The virtual visits website also offers additional information and insight into Baylor.

So say, ‘Hey, I really liked what I heard in the Pre-Med session. I want to know more, I want to meet with somebody,’” VanDyke said. “Then we have the ability for them to be able to register for a oneon-one in certain departments.”

VanDyke said that every one out of three students that steps foot on campus ends up enrolling.

So we know that interactions with the people, whether it be current students, faculty and staff, those three people groups, really, we think, set Baylor apart from everybody else,” VanDyke said. “While you can’t see it in person, this is as close as we can get for them to actually be able to see it to be able to make their college choice.”

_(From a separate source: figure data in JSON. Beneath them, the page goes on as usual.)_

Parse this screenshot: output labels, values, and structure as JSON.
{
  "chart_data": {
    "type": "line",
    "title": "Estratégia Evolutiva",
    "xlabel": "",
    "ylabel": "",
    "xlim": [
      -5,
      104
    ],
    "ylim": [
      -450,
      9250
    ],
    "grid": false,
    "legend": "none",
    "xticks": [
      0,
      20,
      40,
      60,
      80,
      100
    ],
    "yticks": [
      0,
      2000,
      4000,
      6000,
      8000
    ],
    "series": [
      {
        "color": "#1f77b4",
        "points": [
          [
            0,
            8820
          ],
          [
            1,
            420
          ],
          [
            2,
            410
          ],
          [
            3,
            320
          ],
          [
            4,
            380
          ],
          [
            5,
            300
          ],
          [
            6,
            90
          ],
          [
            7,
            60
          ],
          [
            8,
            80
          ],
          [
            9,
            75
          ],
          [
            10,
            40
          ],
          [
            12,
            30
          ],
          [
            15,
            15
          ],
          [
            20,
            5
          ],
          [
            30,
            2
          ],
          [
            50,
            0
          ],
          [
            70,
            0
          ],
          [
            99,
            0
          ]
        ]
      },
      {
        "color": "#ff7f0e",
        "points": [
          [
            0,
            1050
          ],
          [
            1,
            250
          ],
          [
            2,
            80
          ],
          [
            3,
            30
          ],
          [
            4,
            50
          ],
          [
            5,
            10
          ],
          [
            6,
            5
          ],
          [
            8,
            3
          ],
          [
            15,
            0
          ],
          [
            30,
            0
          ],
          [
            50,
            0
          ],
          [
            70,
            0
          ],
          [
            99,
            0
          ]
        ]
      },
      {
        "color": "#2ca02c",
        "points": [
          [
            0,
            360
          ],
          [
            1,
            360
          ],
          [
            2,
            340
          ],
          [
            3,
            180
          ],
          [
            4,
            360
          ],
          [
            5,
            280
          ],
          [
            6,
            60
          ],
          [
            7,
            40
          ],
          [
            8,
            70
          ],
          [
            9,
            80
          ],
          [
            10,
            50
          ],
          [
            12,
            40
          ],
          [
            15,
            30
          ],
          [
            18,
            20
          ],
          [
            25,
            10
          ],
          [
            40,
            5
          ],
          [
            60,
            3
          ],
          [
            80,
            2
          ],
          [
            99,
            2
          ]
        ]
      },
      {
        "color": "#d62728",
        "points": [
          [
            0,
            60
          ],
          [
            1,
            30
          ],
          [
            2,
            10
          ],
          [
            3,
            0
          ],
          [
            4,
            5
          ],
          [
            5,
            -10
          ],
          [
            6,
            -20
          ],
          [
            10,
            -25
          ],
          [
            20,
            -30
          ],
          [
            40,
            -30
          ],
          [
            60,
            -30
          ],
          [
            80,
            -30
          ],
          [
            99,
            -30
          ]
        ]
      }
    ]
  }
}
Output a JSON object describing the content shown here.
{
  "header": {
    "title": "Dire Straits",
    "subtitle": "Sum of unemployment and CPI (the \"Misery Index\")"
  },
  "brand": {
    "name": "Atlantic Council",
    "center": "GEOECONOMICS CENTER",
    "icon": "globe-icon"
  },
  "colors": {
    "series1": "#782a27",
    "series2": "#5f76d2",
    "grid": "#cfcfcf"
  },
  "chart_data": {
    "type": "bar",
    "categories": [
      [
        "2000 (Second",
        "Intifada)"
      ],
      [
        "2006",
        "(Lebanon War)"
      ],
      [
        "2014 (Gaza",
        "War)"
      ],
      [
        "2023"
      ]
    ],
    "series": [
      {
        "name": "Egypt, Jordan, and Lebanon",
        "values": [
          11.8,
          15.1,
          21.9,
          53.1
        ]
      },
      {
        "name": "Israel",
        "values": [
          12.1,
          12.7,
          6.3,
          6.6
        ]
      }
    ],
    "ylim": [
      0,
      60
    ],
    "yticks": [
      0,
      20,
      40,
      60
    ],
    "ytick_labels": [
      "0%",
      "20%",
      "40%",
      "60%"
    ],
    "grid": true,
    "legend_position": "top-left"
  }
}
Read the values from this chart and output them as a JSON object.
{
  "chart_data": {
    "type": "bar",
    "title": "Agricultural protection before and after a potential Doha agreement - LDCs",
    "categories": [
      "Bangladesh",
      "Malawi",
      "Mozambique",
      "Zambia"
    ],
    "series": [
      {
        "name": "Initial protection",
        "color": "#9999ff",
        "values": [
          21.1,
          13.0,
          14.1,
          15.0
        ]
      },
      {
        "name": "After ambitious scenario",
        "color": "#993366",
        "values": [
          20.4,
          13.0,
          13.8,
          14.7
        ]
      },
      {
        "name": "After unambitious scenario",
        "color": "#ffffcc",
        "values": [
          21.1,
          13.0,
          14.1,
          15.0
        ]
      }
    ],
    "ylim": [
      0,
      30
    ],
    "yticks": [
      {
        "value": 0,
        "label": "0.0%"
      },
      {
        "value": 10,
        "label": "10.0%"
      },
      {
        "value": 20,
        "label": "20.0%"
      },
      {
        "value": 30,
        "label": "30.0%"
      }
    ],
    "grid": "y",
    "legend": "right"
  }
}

King Gereghty also stated that 87% to 90% of students make their final college decision based on what it feels like to step foot on campus.

“Without having that feeling available, we’re completely saddened and crushed for those students to not get the certainty of ‘This is what feels like home,'” King Gereghty said. “We want to replicate that for them as the best way we can to serve our students, to make sure that we enroll students that, not just start at Baylor, but that will graduate from Baylor and that really know it’s the right place for them all along.”